À l'heure de l'électronique, l'image du marchand de canons peut paraître démodée. Les performances du matériel militaire ne dépendent plus des forges de Schneider, mais des microprocesseurs de Thomson-CSF. L'industrie de l'armement est devenue une industrie de pointe qui nécessite un potentiel de recherches considérable et coûteux, que seules les exportations peuvent amortir.

Or, cette contrainte, craint-on dans les milieux spécialisés, risque d'être moins bien maîtrisée depuis que François Mitterrand est à l'Élysée. Le nouveau chef de l'État n'a-t-il pas déjà annoncé que la France ne livrerait pas n'importe quel type d'armement à n'importe quel pays ? Et les pays du Golfe, nos meilleurs clients, ne vont-ils pas prendre leurs distances avec un régime considéré, à tort ou à raison, comme pro-israélien ?

Heureusement pour les Français, des pays industrialisés aussi puissants que le Japon et la RFA ne sont pas dans la course, même si, pour cette dernière, certaines tentations commencent à se faire jour.

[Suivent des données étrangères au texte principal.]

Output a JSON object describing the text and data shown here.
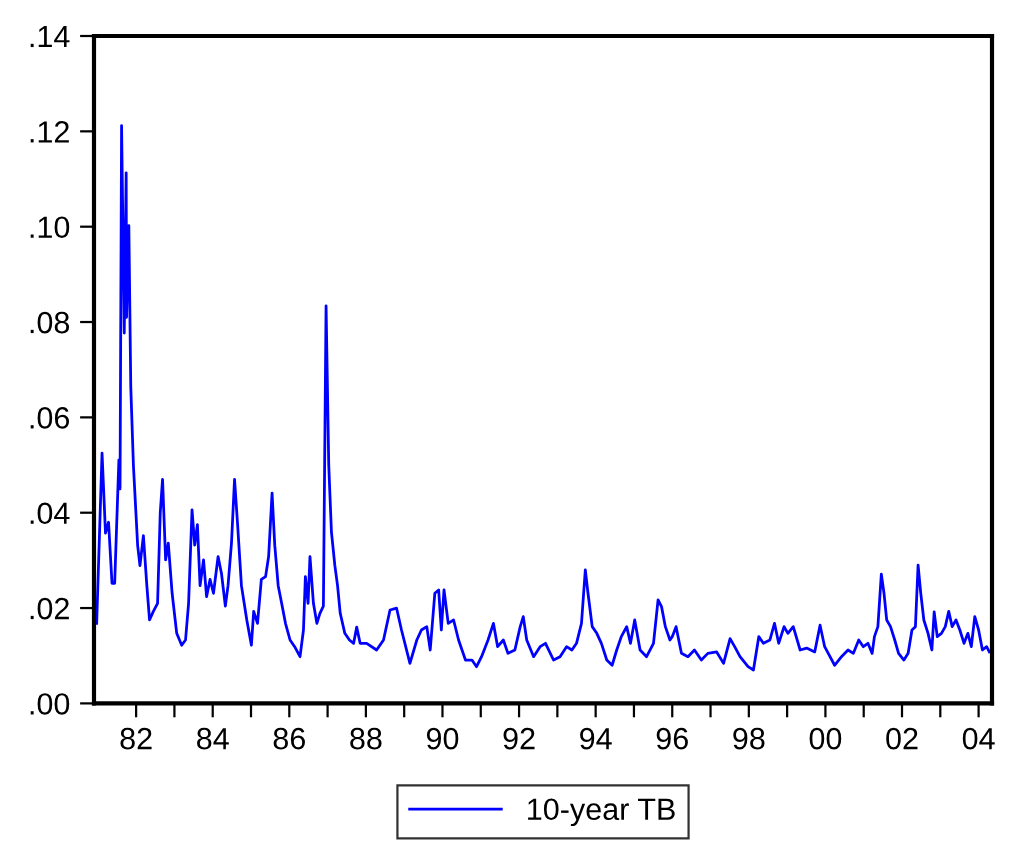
{
  "chart_data": {
    "type": "line",
    "x": [
      1980.97,
      1981.11,
      1981.2,
      1981.28,
      1981.37,
      1981.44,
      1981.49,
      1981.55,
      1981.58,
      1981.62,
      1981.69,
      1981.74,
      1981.75,
      1981.81,
      1981.86,
      1981.93,
      1982.04,
      1982.1,
      1982.19,
      1982.28,
      1982.35,
      1982.45,
      1982.56,
      1982.63,
      1982.69,
      1982.77,
      1982.84,
      1982.94,
      1983.06,
      1983.19,
      1983.29,
      1983.37,
      1983.46,
      1983.53,
      1983.6,
      1983.67,
      1983.76,
      1983.84,
      1983.93,
      1984.02,
      1984.14,
      1984.23,
      1984.33,
      1984.4,
      1984.49,
      1984.57,
      1984.65,
      1984.75,
      1984.89,
      1985.01,
      1985.07,
      1985.17,
      1985.27,
      1985.38,
      1985.46,
      1985.55,
      1985.62,
      1985.71,
      1985.8,
      1985.9,
      1986.02,
      1986.14,
      1986.28,
      1986.37,
      1986.42,
      1986.49,
      1986.54,
      1986.63,
      1986.72,
      1986.8,
      1986.89,
      1986.96,
      1987.03,
      1987.1,
      1987.19,
      1987.26,
      1987.33,
      1987.45,
      1987.57,
      1987.68,
      1987.76,
      1987.85,
      1988.02,
      1988.28,
      1988.46,
      1988.63,
      1988.8,
      1988.93,
      1989.15,
      1989.33,
      1989.45,
      1989.59,
      1989.68,
      1989.8,
      1989.9,
      1989.97,
      1990.04,
      1990.15,
      1990.29,
      1990.42,
      1990.6,
      1990.77,
      1990.89,
      1991.02,
      1991.19,
      1991.33,
      1991.44,
      1991.59,
      1991.71,
      1991.89,
      1992.03,
      1992.11,
      1992.2,
      1992.38,
      1992.55,
      1992.69,
      1992.9,
      1993.07,
      1993.24,
      1993.38,
      1993.5,
      1993.63,
      1993.73,
      1993.8,
      1993.91,
      1994.03,
      1994.15,
      1994.29,
      1994.43,
      1994.55,
      1994.67,
      1994.81,
      1994.91,
      1995.02,
      1995.16,
      1995.33,
      1995.51,
      1995.63,
      1995.72,
      1995.82,
      1995.94,
      1996.0,
      1996.1,
      1996.24,
      1996.41,
      1996.58,
      1996.76,
      1996.93,
      1997.16,
      1997.34,
      1997.51,
      1997.63,
      1997.77,
      1997.98,
      1998.12,
      1998.26,
      1998.38,
      1998.55,
      1998.67,
      1998.78,
      1998.92,
      1999.02,
      1999.16,
      1999.34,
      1999.51,
      1999.72,
      1999.86,
      1999.98,
      2000.12,
      2000.24,
      2000.42,
      2000.59,
      2000.73,
      2000.87,
      2000.99,
      2001.11,
      2001.22,
      2001.28,
      2001.37,
      2001.46,
      2001.53,
      2001.6,
      2001.7,
      2001.81,
      2001.91,
      2002.05,
      2002.16,
      2002.26,
      2002.35,
      2002.42,
      2002.49,
      2002.57,
      2002.68,
      2002.78,
      2002.84,
      2002.92,
      2003.03,
      2003.13,
      2003.22,
      2003.31,
      2003.41,
      2003.51,
      2003.62,
      2003.72,
      2003.81,
      2003.9,
      2004.0,
      2004.1,
      2004.21,
      2004.28
    ],
    "series": [
      {
        "name": "10-year TB",
        "color": "#0000ff",
        "values": [
          0.0168,
          0.0525,
          0.0357,
          0.038,
          0.0252,
          0.0252,
          0.037,
          0.0511,
          0.045,
          0.1212,
          0.0777,
          0.1113,
          0.081,
          0.1002,
          0.0665,
          0.0498,
          0.0331,
          0.0289,
          0.0352,
          0.0247,
          0.0175,
          0.0193,
          0.021,
          0.04,
          0.047,
          0.0301,
          0.0336,
          0.0231,
          0.0147,
          0.0122,
          0.0133,
          0.021,
          0.0406,
          0.0332,
          0.0375,
          0.0247,
          0.0301,
          0.0224,
          0.026,
          0.0231,
          0.0308,
          0.0272,
          0.0204,
          0.0247,
          0.0336,
          0.047,
          0.0375,
          0.0247,
          0.0175,
          0.0122,
          0.0193,
          0.0168,
          0.026,
          0.0266,
          0.0308,
          0.0441,
          0.0332,
          0.0247,
          0.021,
          0.0168,
          0.0133,
          0.0119,
          0.0098,
          0.0154,
          0.0266,
          0.021,
          0.0308,
          0.021,
          0.0168,
          0.0189,
          0.0204,
          0.0834,
          0.05,
          0.036,
          0.0289,
          0.0247,
          0.0189,
          0.0147,
          0.0133,
          0.0126,
          0.016,
          0.0126,
          0.0126,
          0.0112,
          0.0133,
          0.0196,
          0.02,
          0.0154,
          0.0084,
          0.0133,
          0.0154,
          0.0161,
          0.0112,
          0.0231,
          0.0238,
          0.0154,
          0.0238,
          0.0168,
          0.0175,
          0.0133,
          0.0091,
          0.0091,
          0.0077,
          0.0098,
          0.0133,
          0.0168,
          0.0119,
          0.0133,
          0.0105,
          0.0112,
          0.0161,
          0.0182,
          0.0133,
          0.0098,
          0.0119,
          0.0126,
          0.0091,
          0.0098,
          0.0119,
          0.0112,
          0.0126,
          0.0168,
          0.028,
          0.0231,
          0.0161,
          0.0147,
          0.0126,
          0.0091,
          0.008,
          0.0112,
          0.014,
          0.0161,
          0.0126,
          0.0175,
          0.0112,
          0.0098,
          0.0126,
          0.0217,
          0.0203,
          0.0161,
          0.0133,
          0.014,
          0.0161,
          0.0105,
          0.0098,
          0.0112,
          0.0091,
          0.0105,
          0.0108,
          0.0084,
          0.0136,
          0.0119,
          0.0098,
          0.0077,
          0.007,
          0.014,
          0.0126,
          0.0133,
          0.0168,
          0.0126,
          0.0161,
          0.0147,
          0.0161,
          0.0112,
          0.0116,
          0.0108,
          0.0164,
          0.0119,
          0.0098,
          0.008,
          0.0098,
          0.0112,
          0.0105,
          0.0133,
          0.0119,
          0.0126,
          0.0105,
          0.014,
          0.0161,
          0.0271,
          0.0231,
          0.0175,
          0.0161,
          0.0133,
          0.0105,
          0.0091,
          0.0105,
          0.0154,
          0.0161,
          0.029,
          0.0231,
          0.0175,
          0.0147,
          0.0112,
          0.0192,
          0.014,
          0.0147,
          0.0161,
          0.0193,
          0.0161,
          0.0175,
          0.0154,
          0.0126,
          0.0147,
          0.0119,
          0.0182,
          0.0154,
          0.0112,
          0.0119,
          0.0108
        ]
      }
    ],
    "xlim": [
      1980.9,
      2004.35
    ],
    "xticks": [
      {
        "value": 1982,
        "label": "82"
      },
      {
        "value": 1983,
        "label": null
      },
      {
        "value": 1984,
        "label": "84"
      },
      {
        "value": 1985,
        "label": null
      },
      {
        "value": 1986,
        "label": "86"
      },
      {
        "value": 1987,
        "label": null
      },
      {
        "value": 1988,
        "label": "88"
      },
      {
        "value": 1989,
        "label": null
      },
      {
        "value": 1990,
        "label": "90"
      },
      {
        "value": 1991,
        "label": null
      },
      {
        "value": 1992,
        "label": "92"
      },
      {
        "value": 1993,
        "label": null
      },
      {
        "value": 1994,
        "label": "94"
      },
      {
        "value": 1995,
        "label": null
      },
      {
        "value": 1996,
        "label": "96"
      },
      {
        "value": 1997,
        "label": null
      },
      {
        "value": 1998,
        "label": "98"
      },
      {
        "value": 1999,
        "label": null
      },
      {
        "value": 2000,
        "label": "00"
      },
      {
        "value": 2001,
        "label": null
      },
      {
        "value": 2002,
        "label": "02"
      },
      {
        "value": 2003,
        "label": null
      },
      {
        "value": 2004,
        "label": "04"
      }
    ],
    "ylim": [
      0,
      0.14
    ],
    "yticks": [
      {
        "value": 0,
        "label": ".00"
      },
      {
        "value": 0.02,
        "label": ".02"
      },
      {
        "value": 0.04,
        "label": ".04"
      },
      {
        "value": 0.06,
        "label": ".06"
      },
      {
        "value": 0.08,
        "label": ".08"
      },
      {
        "value": 0.1,
        "label": ".10"
      },
      {
        "value": 0.12,
        "label": ".12"
      },
      {
        "value": 0.14,
        "label": ".14"
      }
    ],
    "grid": false,
    "legend": "bottom",
    "marker": "none",
    "line_style": "solid"
  }
}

La Grande-Bretagne n'étant plus aussi active que jadis sur le marché de l'armement, la compétition dans le camp occidental se limite à un duel franco-américain. Encore faut-il préciser que, au niveau des exportations, les États-Unis pèsent quatre fois plus que la France.

Chimie

Des résultats désastreux

Le premier choc pétrolier avait porté un rude coup à l'industrie chimique française. Après une convalescence difficile, marquée par une pesante surproduction, la seconde crise pétrolière, celle de 1979-80, a frappé un homme déjà à terre : 2 milliards de F de pertes en 1980 chez Rhône-Poulenc, 500 millions aux produits chimiques Ugine-Kuhlmann, des trous béants dans les comptes de la chimie d'État, CDF-Chimie et ATO.

Contraintes

De mémoire de chimiste, on n'aura peut-être jamais vu un exercice aussi difficile, sur lequel se sont concentrées autant de contraintes : d'abord un marché maussade, c'est-à-dire une demande extrêmement faible et donc des stocks qui n'en finissaient pas d'être comprimés par les industries clientes (plastiques, bâtiment, textile, automobile). À la fin de 1980, le niveau des stocks était même si bas que les industriels estimaient qu'une reprise était inévitable. Trois mois après... ils attendaient toujours.

Le déstockage a, bien entendu, annulé toute velléité de hausse des prix. Ceux des produits tirés des dérivés du pétrole (les plastiques et les fibres) ont même eu tendance à baisser sous l'effet conjugué des tendances du marché et d'une forte augmentation des exportations américaines, stimulées par un marché intérieur terne et par un dollar faible. Sans atteindre des niveaux vraiment considérables, les achats en provenance des États-Unis ont généralement eu un effet déstabilisateur sur les prix européens.

Dernier élément défavorable : la hausse des coûts et surtout du naphta, le produit de base de la pétrochimie, qui a subi l'influence de la hausse du prix du pétrole. Avec des capacités de production largement sous-utilisées, des coûts en hausse et des prix en baisse, il était inévitable que la chimie organique, celle qui se nourrit de pétrole, boive un bouillon. La réaction fut brutale et, dès le mois de janvier, Rhône-Poulenc annonçait l'accélération de la reconversion de sa division « textiles » (850 millions de pertes en 1980), puis, début avril, la constitution d'une provision de 3 milliards de F pour apurer les comptes de ses divisions et filiales.

Stratégie déficitaire

Désormais, les industriels de la chimie devront concentrer leur force de frappe (sérieusement entamée par deux crises successives) sur leurs points forts, les « spécialités » pharmaceutiques, agricoles, biologiques, laissant le tout-venant aux pétroliers, dont les ressources sont immenses et pour lesquels certaines productions, représentent un débouché naturel des produits de leurs raffineries. C'est la stratégie poursuivie par Rhône-Poulenc qui, en juin 1980, a cédé — pour un bon prix — l'essentiel de sa pétrochimie au groupe public ATO, constitué à parts égales par Elf Aquitaine et a Française des pétroles. C'est ce que cherche à faire Pechiney-Ugine-Kuhlmann, qui a vendu ses engrais à Rhône Poulenc en 1978 et cherche à se défausser de sa filiale Produits chimiques Ugine Kuhlmann auprès de l'américain Occidental Petroleum.